Resolution: The in-degree array now grows dynamically during discovery when any vertex ID exceeds current capacity. Worker threads include bounds checks. The alternate implementation has the same latent issue but has not encountered it because its code path does not trigger the deletion pattern.
Finding 2: The arrival iterator has a null search predicate
The arrival BFS iterator is constructed with search_pred = nullptr because the original BFS never uses it -- the visitor always provides the filter. Kahn's discovery used search_pred directly, causing a null-pointer crash during arrival propagation in the rmp flow.

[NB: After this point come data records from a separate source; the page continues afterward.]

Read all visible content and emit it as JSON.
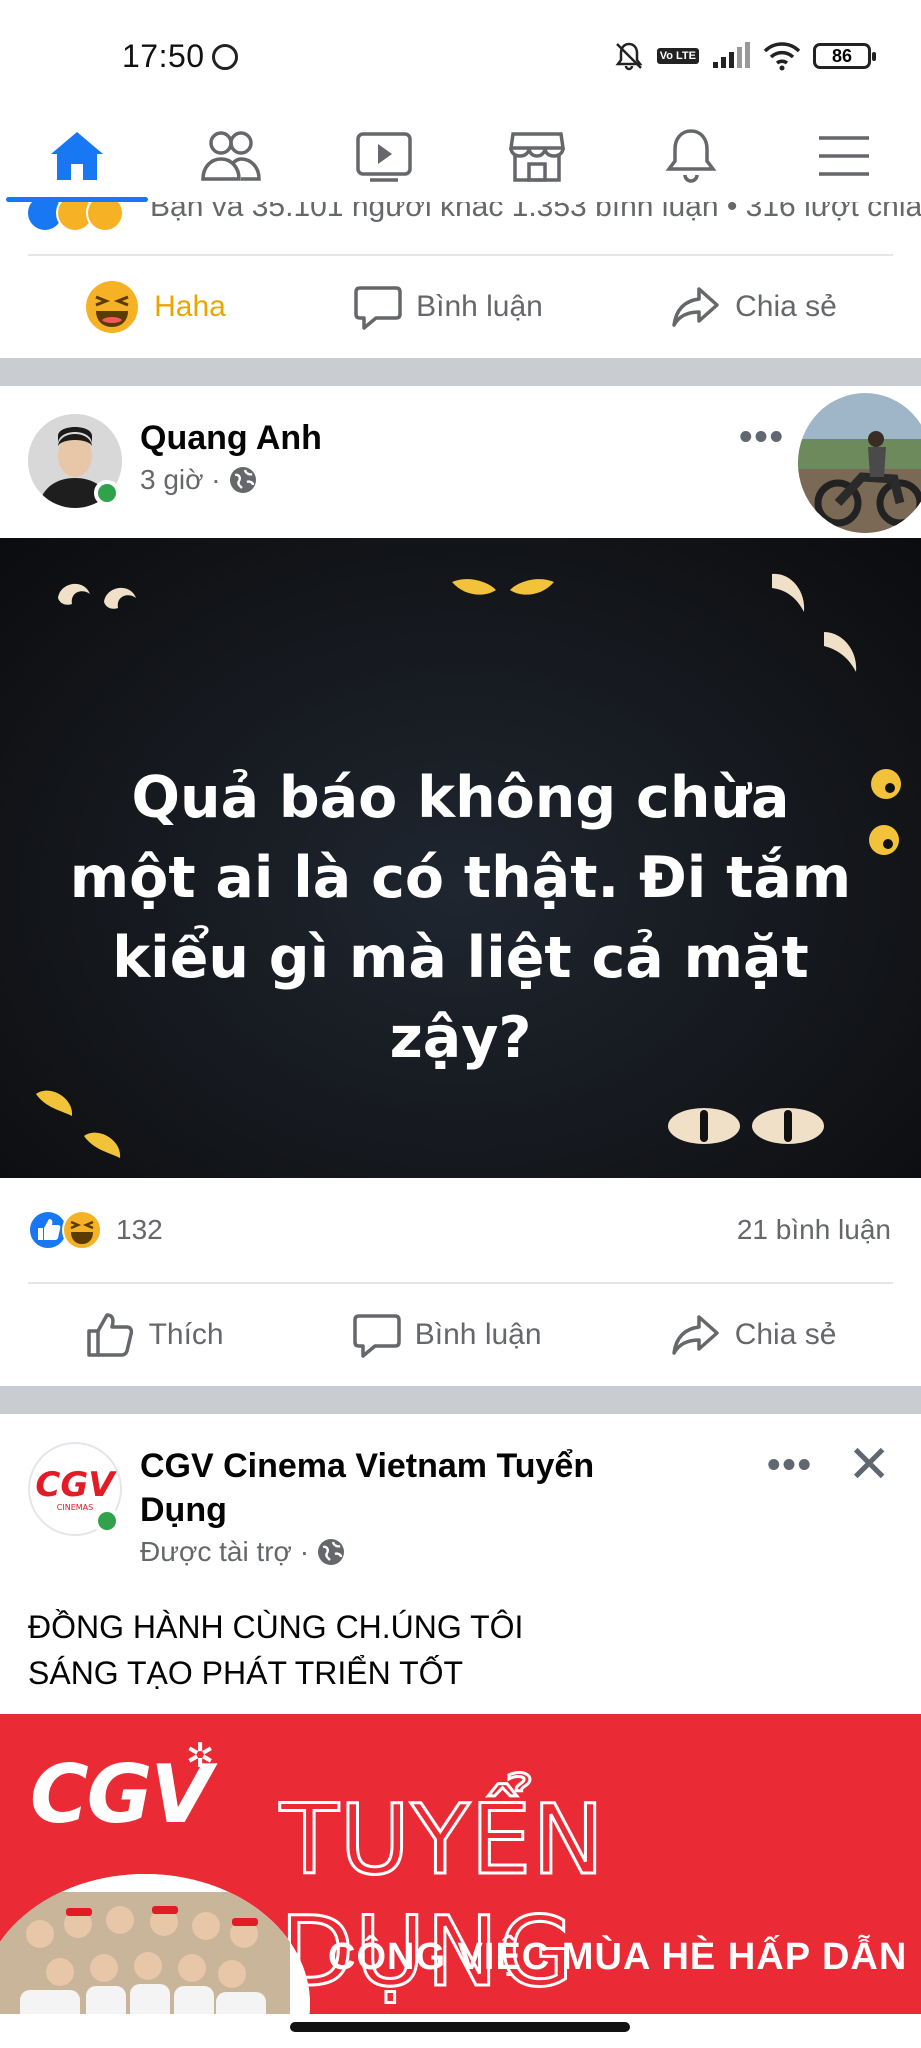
{
  "status_bar": {
    "time": "17:50",
    "volte": "Vo LTE",
    "battery": "86"
  },
  "nav": {
    "tabs": [
      {
        "icon": "home-icon",
        "active": true
      },
      {
        "icon": "friends-icon",
        "active": false
      },
      {
        "icon": "watch-icon",
        "active": false
      },
      {
        "icon": "marketplace-icon",
        "active": false
      },
      {
        "icon": "notifications-icon",
        "active": false
      },
      {
        "icon": "menu-icon",
        "active": false
      }
    ],
    "accent": "#1877f2"
  },
  "prev_post": {
    "stats_text": "Bạn và 35.101 người khác  1.353 bình luận • 316 lượt chia",
    "actions": {
      "react": "Haha",
      "comment": "Bình luận",
      "share": "Chia sẻ"
    }
  },
  "post": {
    "author": "Quang Anh",
    "time": "3 giờ ·",
    "quote": "Quả báo không chừa một ai là có thật. Đi tắm kiểu gì mà liệt cả mặt zậy?",
    "reaction_count": "132",
    "comment_count": "21 bình luận",
    "actions": {
      "like": "Thích",
      "comment": "Bình luận",
      "share": "Chia sẻ"
    }
  },
  "ad": {
    "page_name": "CGV Cinema Vietnam Tuyển Dụng",
    "sponsored": "Được tài trợ ·",
    "avatar_text": "CGV",
    "avatar_subtext": "CINEMAS",
    "body_line1": "ĐỒNG HÀNH CÙNG CH.ÚNG TÔI",
    "body_line2": "SÁNG TẠO PHÁT TRIỂN TỐT",
    "banner_logo": "CGV",
    "banner_title": "TUYỂN DỤNG",
    "banner_subtitle": "CÔNG VIỆC MÙA HÈ HẤP DẪN",
    "brand_color": "#ea2b35"
  }
}
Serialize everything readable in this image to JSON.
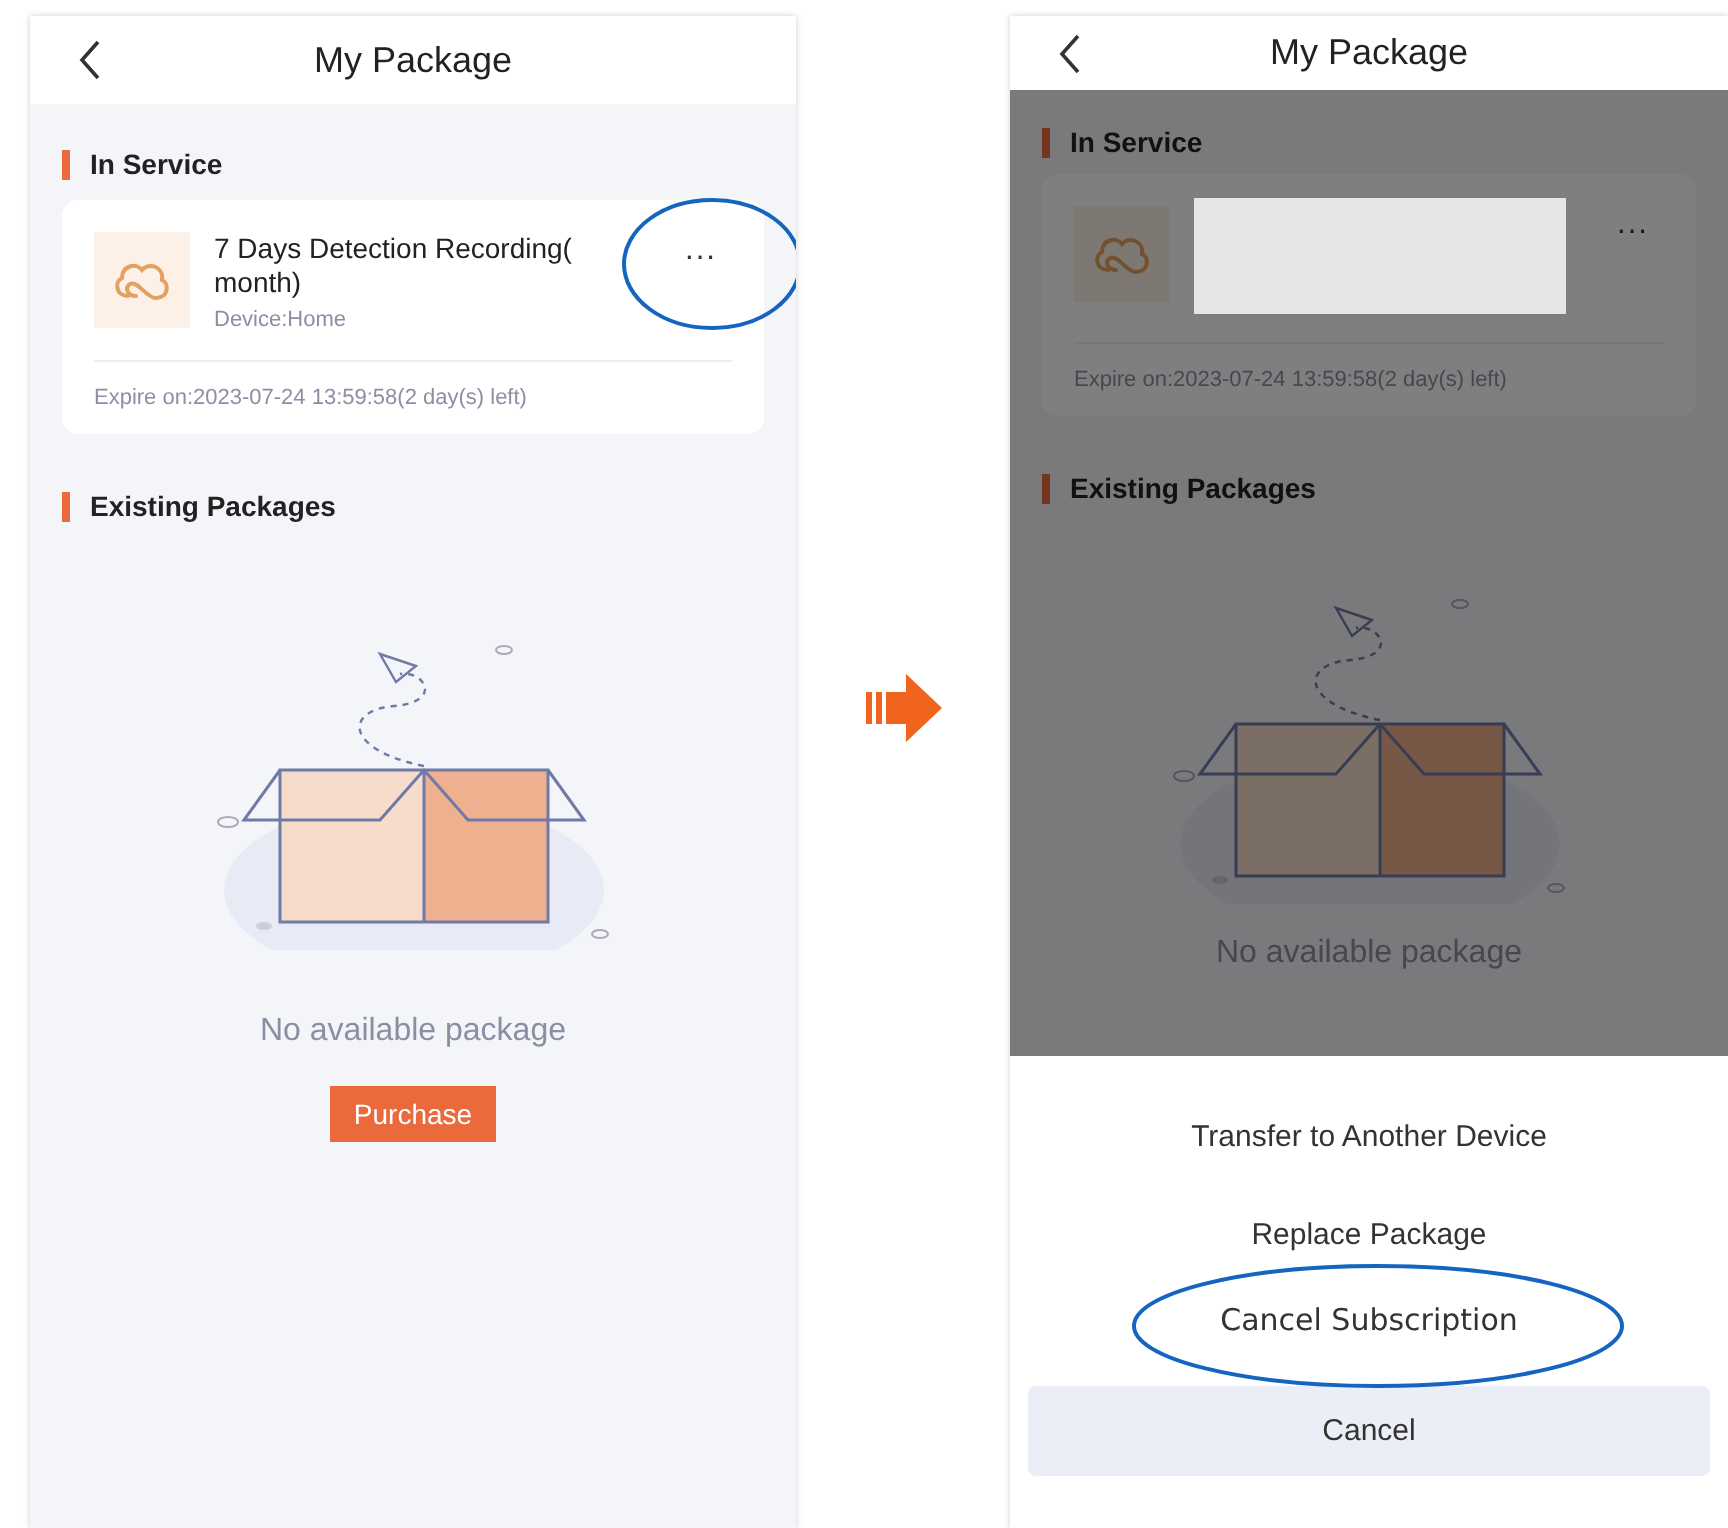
{
  "screens": [
    {
      "title": "My Package",
      "dimmed": false,
      "in_service_heading": "In Service",
      "package": {
        "redacted": false,
        "name": "7 Days Detection Recording(",
        "name_line2": "month)",
        "device": "Device:Home",
        "more": "···",
        "more_circled": true,
        "expire": "Expire on:2023-07-24 13:59:58(2 day(s) left)"
      },
      "existing_heading": "Existing Packages",
      "empty_text": "No available package",
      "purchase": "Purchase"
    },
    {
      "title": "My Package",
      "dimmed": true,
      "in_service_heading": "In Service",
      "package": {
        "redacted": true,
        "more": "···",
        "more_circled": false,
        "expire": "Expire on:2023-07-24 13:59:58(2 day(s) left)"
      },
      "existing_heading": "Existing Packages",
      "empty_text": "No available package",
      "sheet": {
        "options": [
          {
            "label": "Transfer to Another Device",
            "circled": false
          },
          {
            "label": "Replace Package",
            "circled": false
          },
          {
            "label": "Cancel Subscription",
            "circled": true
          }
        ],
        "cancel": "Cancel"
      }
    }
  ]
}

Resolution: Introduced kahn_pred, a dedicated predicate for Kahn's discovery, wired to SearchAdj in the Search constructor. This keeps the original BFS path completely unchanged.
Both findings were caught by rmp.gcd_restructure.tcl and resolved without changing the original BFS behavior.
8. PERFORMANCE
On the OpenSTA regression suite (6109 tests), Kahn's BFS runs at parity with the original level-based BFS (28s vs 27-30s). On small test designs the discovery stage overhead is negligible. On large designs with uneven level populations, barrier elimination should produce net speedups, particularly at high thread counts where the original BFS leaves threads idle.
9. TEST RESULTS
OpenSTA standalone: 6109/6109 tests PASS with Kahn's enabled.
OpenROAD full regression: All tests PASS, including rmp.gcd_restructure (the test that surfaced both findings above), rsz (incremental netlist modification), and cts (buffer insertion with re-timing).